Was auf den ersten Blick wie Flugkörper im Anflug auf die Skyline einer Großstadt anmutet, entpuppt sich als Video einer Stadtansicht von Tel Aviv – aufgenommen durch ein Teeglas, in dem Blätter zu Boden sinken. So harmlos wie diese friedliche und anheimelnde Tee-Zeremonie erscheinen mag, ist die Gefahr in der Arbeit der Künstlerin Talia Keinan fast greifbar.
Herausgerissene Gesichter aus zerknitterten Schattenporträts oder die Abbildung eines eigentlich harmlosen Bleistiftes am Ohr, die Grausames assoziieren, sind ebenfalls Kunst der Augentäuscherei. Auch formal, denn die „Zeichnungen“ von Gil Shachar sind keine Arbeiten auf Papier, sondern plastische Nachbildungen. Gar ein bisschen wie im Wachsfigurenkabinett fühlt sich der Besucher beim Anblick der Köpfe von Shachar: detailgetreu bis in die letzte Falte und jedes Härchen, aber immer mit geschlossenen Augen, sind sie in sich gekehrt und erinnern entfernt an Totenmasken. Als würden diese Köpfe ohne Körper gleich die Augen öffnen und zum Leben erwachen, wirken sie gleichsam abstoßend und anziehend. Die surreale Situation hebt ein Aktenschrank unterhalb der Büste auf und beförderte sie ins Hier und Jetzt.
„Konturen des Alltags“ ist die Ausstellung mit zeitgenössischer Kunst aus Israel in der Alten Post überschrieben, die Anja Bauer kuratiert hat. Mit Yoav Efrati, Yitzhak Golombek, Talia Keinan und Gil Shachar sind vier maßgebliche Vertreter der aktuellen israelischen Kunstszene vertreten, die alle irgendwie mit Mülheims Partnerstadt Kfar Saba verbunden sind. Bis auf Shachar, der seit 1996 in Duisburg lebt, arbeiten sie in Tel Aviv. Talia Keinen wurde 2008 mit dem wichtigsten israelischen Kunstpreis der Nathan-Gottesdiener-Stiftung ausgezeichnet.

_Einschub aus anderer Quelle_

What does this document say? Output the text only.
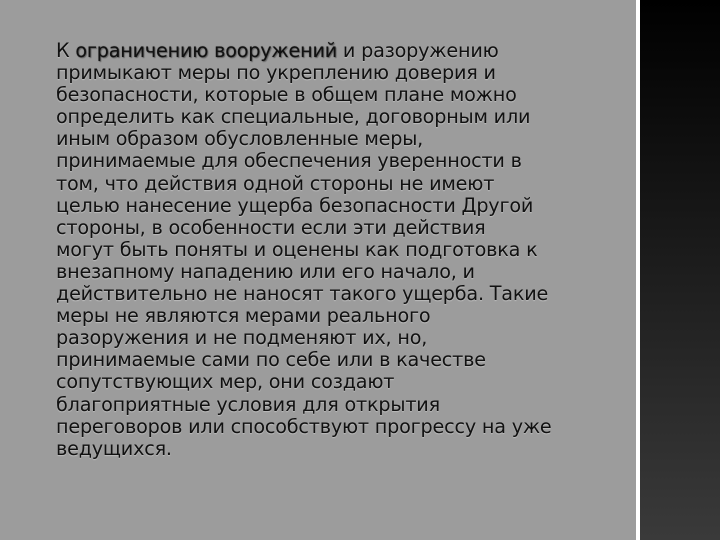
К ограничению вооружений и разоружению
примыкают меры по укреплению доверия и
безопасности, которые в общем плане можно
определить как специальные, договорным или
иным образом обусловленные меры,
принимаемые для обеспечения уверенности в
том, что действия одной стороны не имеют
целью нанесение ущерба безопасности Другой
стороны, в особенности если эти действия
могут быть поняты и оценены как подготовка к
внезапному нападению или его начало, и
действительно не наносят такого ущерба. Такие
меры не являются мерами реального
разоружения и не подменяют их, но,
принимаемые сами по себе или в качестве
сопутствующих мер, они создают
благоприятные условия для открытия
переговоров или способствуют прогрессу на уже
ведущихся.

Im Vorfeld des 50. Jahrestages der Aufnahme der diplomatischen Beziehungen zwischen Deutschland und Israel, so Museumsleiterin Dr. Beate Reese, unterstreiche diese Ausstellung auch die Verbindung, die Mülheim seit 1993 zu seiner Partnerstadt Kfar Saba pflege.
Geht es um Israel, so wabern zumeist die politische Lage, Konflikte, Religionen und der Holocaust durchs kollektive Gedächtnis. Dabei hat sich im Staat Israel durch Einwanderer aus aller Welt ein Schmelztiegel der Kulturen und eine junge, prosperierende Kunstszene entwickelt. Wenngleich sich die fragile Situation im Lande mit einer latenten Bedrohung in dieser Ausstellung unterschwellig ihren Weg bahnt. Deutlich wird dies in der großen Installation aus Eierkartons, die an eine Mauer erinnert. Diese Präsentation mit Kunst aus Israel ist mehr als nur doppelbödig mit vielen Dimensionen. Darin versteckt ist auch ein Vogel, der im Hebräischen für Freiheit steht.